For the past seven years his professional life has been dominated by tests, mainly those sat by seven, 11 and 14-year-olds. The annus horribilus was probably 1993 when teachers' protests about the English tests erupted into a national boycott of all tests. John Patten, the Conservative education secretary, never fully recovered and was sacked shortly afterwards.
In terms of personal angst, the non-appearance of last year's test results in time for them to be of use to parents selecting a primary school caused Mr Hawker particular problems. The contract to collect the data had been given to a company not previously tried by the QCA and in the end the authority had to call in one of the examination boards to complete the job. Ministers were furious about the delays.
In recent weeks, the wrath of Mr Blunkett - unhappy at explanations to journalists about the regrading of this year's English test for 11-year-olds has raised anxiety among the senior ranks of the QCA. The Education Secretary does not want any doubts sown about the integrity of the test and he has appointed a panel of experts to report to him on its reliability.
Over the years there must have been times when Mr Hawker has wished he had taken playing the clarinet more seriously. As a boy he was good enough to audition for the National Youth Orchestra, but they didn't ask him to join. Instead of pursuing a musical career, he went to Oxford University to study modern languages.
From his relatively modest background - his father was a shoe salesman and his mother a social worker - a scholarship to the university from a grammar school was a significant achievement, but he was not the first in his family to win one. His grandfather had not been able to take up a scholarship to Oxford because the war intervened.
After university he taught in a comprehensive school for eight years. He did stints at the Oxford examination board - where he met his wife, a French teacher - and at the Institute of Linguists, mainly working on test development. In the late 1980s he went to work in Halifax for Calderdale council. In 1992 he joined the government's advisory body on examinations and testing, the predecessor body to the QCA.
With only days to go before leaving the QCA, Mr Hawker's enthusiasm for the new job is obvious. He does, however, leave a notable legacy in terms of the major role he has played in constructing one of the most elaborate national testing regimes in existence. The resistance to tests from teachers has given way to grudging acceptance.
The extent to which the tide has turned can be judged by the number of schools doing more testing than they are legally required to do.
"The importance of testing is the extent to which it has an impact on children's education. Schools are now doing the optional tests as well because they are a guide to children's progress," he says.
The testing edifice is the basis of constructing ways to show how schools are adding value and enable national targets to be put in place. "I always stress the need to involve children in setting targets so that they know what they should be aiming at," he says.

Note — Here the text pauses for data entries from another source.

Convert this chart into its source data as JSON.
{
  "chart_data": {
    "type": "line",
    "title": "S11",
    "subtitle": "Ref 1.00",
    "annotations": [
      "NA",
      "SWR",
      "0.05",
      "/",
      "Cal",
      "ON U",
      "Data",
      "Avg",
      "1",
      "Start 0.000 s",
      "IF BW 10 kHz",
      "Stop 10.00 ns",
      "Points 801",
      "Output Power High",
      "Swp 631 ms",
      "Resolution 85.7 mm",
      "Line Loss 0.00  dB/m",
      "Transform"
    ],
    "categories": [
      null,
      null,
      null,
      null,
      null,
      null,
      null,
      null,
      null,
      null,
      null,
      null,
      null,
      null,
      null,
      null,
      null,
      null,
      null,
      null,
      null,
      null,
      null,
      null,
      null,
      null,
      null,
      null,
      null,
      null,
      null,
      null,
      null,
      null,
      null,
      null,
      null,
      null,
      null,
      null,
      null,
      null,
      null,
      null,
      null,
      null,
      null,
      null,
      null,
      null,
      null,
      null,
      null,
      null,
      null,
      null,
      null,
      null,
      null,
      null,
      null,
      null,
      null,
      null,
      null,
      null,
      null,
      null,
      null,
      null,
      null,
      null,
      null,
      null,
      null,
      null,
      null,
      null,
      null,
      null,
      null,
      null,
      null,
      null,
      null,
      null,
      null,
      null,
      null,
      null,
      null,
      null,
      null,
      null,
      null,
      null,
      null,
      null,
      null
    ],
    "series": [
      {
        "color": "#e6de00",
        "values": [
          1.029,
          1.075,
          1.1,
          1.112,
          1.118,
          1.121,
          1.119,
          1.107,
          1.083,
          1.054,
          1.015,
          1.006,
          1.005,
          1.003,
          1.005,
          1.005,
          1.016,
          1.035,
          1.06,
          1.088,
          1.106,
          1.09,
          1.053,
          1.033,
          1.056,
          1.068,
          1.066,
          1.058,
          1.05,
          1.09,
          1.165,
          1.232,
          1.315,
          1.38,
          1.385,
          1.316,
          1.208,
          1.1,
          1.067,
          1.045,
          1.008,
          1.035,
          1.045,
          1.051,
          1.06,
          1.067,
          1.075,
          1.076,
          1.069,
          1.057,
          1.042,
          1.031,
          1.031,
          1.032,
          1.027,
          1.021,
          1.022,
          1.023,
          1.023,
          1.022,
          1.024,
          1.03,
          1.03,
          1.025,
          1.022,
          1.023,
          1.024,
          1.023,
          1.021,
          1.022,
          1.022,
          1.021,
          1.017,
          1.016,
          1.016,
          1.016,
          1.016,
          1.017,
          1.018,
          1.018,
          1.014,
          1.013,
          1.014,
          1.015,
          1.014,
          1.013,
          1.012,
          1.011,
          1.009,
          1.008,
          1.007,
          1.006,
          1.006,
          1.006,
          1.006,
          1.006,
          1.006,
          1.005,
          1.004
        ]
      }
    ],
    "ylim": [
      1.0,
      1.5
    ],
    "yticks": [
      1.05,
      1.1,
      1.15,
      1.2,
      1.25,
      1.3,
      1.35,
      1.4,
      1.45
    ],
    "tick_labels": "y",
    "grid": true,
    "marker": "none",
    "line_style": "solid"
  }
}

It says something about David Hawker that the teachers' unions like him as well as respect him. In fact, his new bucket and spade is a present from them. John Bangs, head of the education department at the National Union of Teachers, says: "He was always been honest and upfront with us and tried to ensure that the assessment regime is as transparent as possible."
Within the QCA, there are those who make a less generous assessment, suggesting he insists on a level of control that makes him difficult to work with. There is no doubt that the organisation is under strain. Ministers are particularly sensitive about tests and the quango has not found favour with the Government.

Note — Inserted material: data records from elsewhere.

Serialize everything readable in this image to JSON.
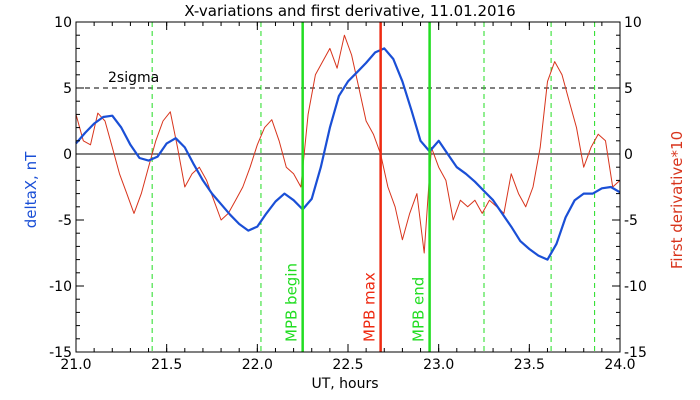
{
  "chart_data": {
    "type": "line",
    "title": "X-variations and first derivative, 11.01.2016",
    "xlabel": "UT, hours",
    "ylabel_left": "deltaX, nT",
    "ylabel_right": "First derivative*10",
    "xlim": [
      21.0,
      24.0
    ],
    "ylim": [
      -15,
      10
    ],
    "x_ticks": [
      21.0,
      21.5,
      22.0,
      22.5,
      23.0,
      23.5,
      24.0
    ],
    "x_tick_labels": [
      "21.0",
      "21.5",
      "22.0",
      "22.5",
      "23.0",
      "23.5",
      "24.0"
    ],
    "y_ticks": [
      -15,
      -10,
      -5,
      0,
      5,
      10
    ],
    "y_tick_labels": [
      "-15",
      "-10",
      "-5",
      "0",
      "5",
      "10"
    ],
    "colors": {
      "deltaX": "#1a4fd6",
      "derivative": "#d8341c",
      "mpb": "#22dd22",
      "max": "#ee2a12",
      "threshold": "#000000"
    },
    "threshold": {
      "label": "2sigma",
      "value": 5
    },
    "dashed_verticals": [
      21.42,
      22.02,
      23.25,
      23.62,
      23.86
    ],
    "markers": [
      {
        "label": "MPB begin",
        "x": 22.25,
        "color": "#22dd22"
      },
      {
        "label": "MPB max",
        "x": 22.68,
        "color": "#ee2a12"
      },
      {
        "label": "MPB end",
        "x": 22.95,
        "color": "#22dd22"
      }
    ],
    "series": [
      {
        "key": "deltaX",
        "x": [
          21.0,
          21.05,
          21.1,
          21.15,
          21.2,
          21.25,
          21.3,
          21.35,
          21.4,
          21.45,
          21.5,
          21.55,
          21.6,
          21.65,
          21.7,
          21.75,
          21.8,
          21.85,
          21.9,
          21.95,
          22.0,
          22.05,
          22.1,
          22.15,
          22.2,
          22.25,
          22.3,
          22.35,
          22.4,
          22.45,
          22.5,
          22.55,
          22.6,
          22.65,
          22.7,
          22.75,
          22.8,
          22.85,
          22.9,
          22.95,
          23.0,
          23.05,
          23.1,
          23.15,
          23.2,
          23.25,
          23.3,
          23.35,
          23.4,
          23.45,
          23.5,
          23.55,
          23.6,
          23.65,
          23.7,
          23.75,
          23.8,
          23.85,
          23.9,
          23.95,
          24.0
        ],
        "values": [
          0.8,
          1.6,
          2.3,
          2.8,
          2.9,
          2.0,
          0.7,
          -0.3,
          -0.5,
          -0.2,
          0.8,
          1.2,
          0.5,
          -0.8,
          -2.0,
          -3.0,
          -3.8,
          -4.6,
          -5.3,
          -5.8,
          -5.5,
          -4.5,
          -3.6,
          -3.0,
          -3.5,
          -4.2,
          -3.4,
          -1.0,
          2.0,
          4.4,
          5.5,
          6.2,
          6.9,
          7.7,
          8.0,
          7.2,
          5.5,
          3.3,
          1.0,
          0.2,
          1.0,
          0.0,
          -1.0,
          -1.5,
          -2.1,
          -2.8,
          -3.5,
          -4.5,
          -5.5,
          -6.6,
          -7.2,
          -7.7,
          -8.0,
          -6.8,
          -4.8,
          -3.5,
          -3.0,
          -3.0,
          -2.6,
          -2.5,
          -2.9
        ]
      },
      {
        "key": "derivative",
        "x": [
          21.0,
          21.04,
          21.08,
          21.12,
          21.16,
          21.2,
          21.24,
          21.28,
          21.32,
          21.36,
          21.4,
          21.44,
          21.48,
          21.52,
          21.56,
          21.6,
          21.64,
          21.68,
          21.72,
          21.76,
          21.8,
          21.84,
          21.88,
          21.92,
          21.96,
          22.0,
          22.04,
          22.08,
          22.12,
          22.16,
          22.2,
          22.24,
          22.28,
          22.32,
          22.36,
          22.4,
          22.44,
          22.48,
          22.52,
          22.56,
          22.6,
          22.64,
          22.68,
          22.72,
          22.76,
          22.8,
          22.84,
          22.88,
          22.92,
          22.96,
          23.0,
          23.04,
          23.08,
          23.12,
          23.16,
          23.2,
          23.24,
          23.28,
          23.32,
          23.36,
          23.4,
          23.44,
          23.48,
          23.52,
          23.56,
          23.6,
          23.64,
          23.68,
          23.72,
          23.76,
          23.8,
          23.84,
          23.88,
          23.92,
          23.96,
          24.0
        ],
        "values": [
          3.0,
          1.0,
          0.7,
          3.1,
          2.5,
          0.5,
          -1.5,
          -3.0,
          -4.5,
          -3.0,
          -1.0,
          1.0,
          2.5,
          3.2,
          0.5,
          -2.5,
          -1.5,
          -1.0,
          -2.0,
          -3.5,
          -5.0,
          -4.5,
          -3.5,
          -2.5,
          -1.0,
          0.7,
          2.0,
          2.6,
          1.0,
          -1.0,
          -1.5,
          -2.5,
          3.0,
          6.0,
          7.0,
          8.0,
          6.5,
          9.0,
          7.5,
          5.0,
          2.5,
          1.5,
          0.0,
          -2.5,
          -4.0,
          -6.5,
          -4.5,
          -3.0,
          -7.5,
          0.5,
          -1.0,
          -2.0,
          -5.0,
          -3.5,
          -4.0,
          -3.5,
          -4.5,
          -3.5,
          -4.0,
          -4.5,
          -1.5,
          -3.0,
          -4.0,
          -2.5,
          0.5,
          5.5,
          7.0,
          6.0,
          4.0,
          2.0,
          -1.0,
          0.5,
          1.5,
          1.0,
          -2.5,
          -2.0
        ]
      }
    ]
  }
}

While the QCA can be fraught, Brighton and Hove may present a different set of problems. It has been the most Blairite of local authorities since its creation three years ago. Its previous director, Denise Stokoe, operated at a frenetic pace. The energetic Mr Hawker takes on an education action zone that has had its problems and stacks of initiatives to follow through. He is confident it will work out.
His family are moving to the seaside. His daughter will go to a new primary and his son, at choir school, will eventually transfer to a local school.
With his departure from the QCA, the senior posts are being restructured and major changes are on the way. The new job is not an escape route; but Mr Hawker is probably happier than he admits to be leaving it all behind.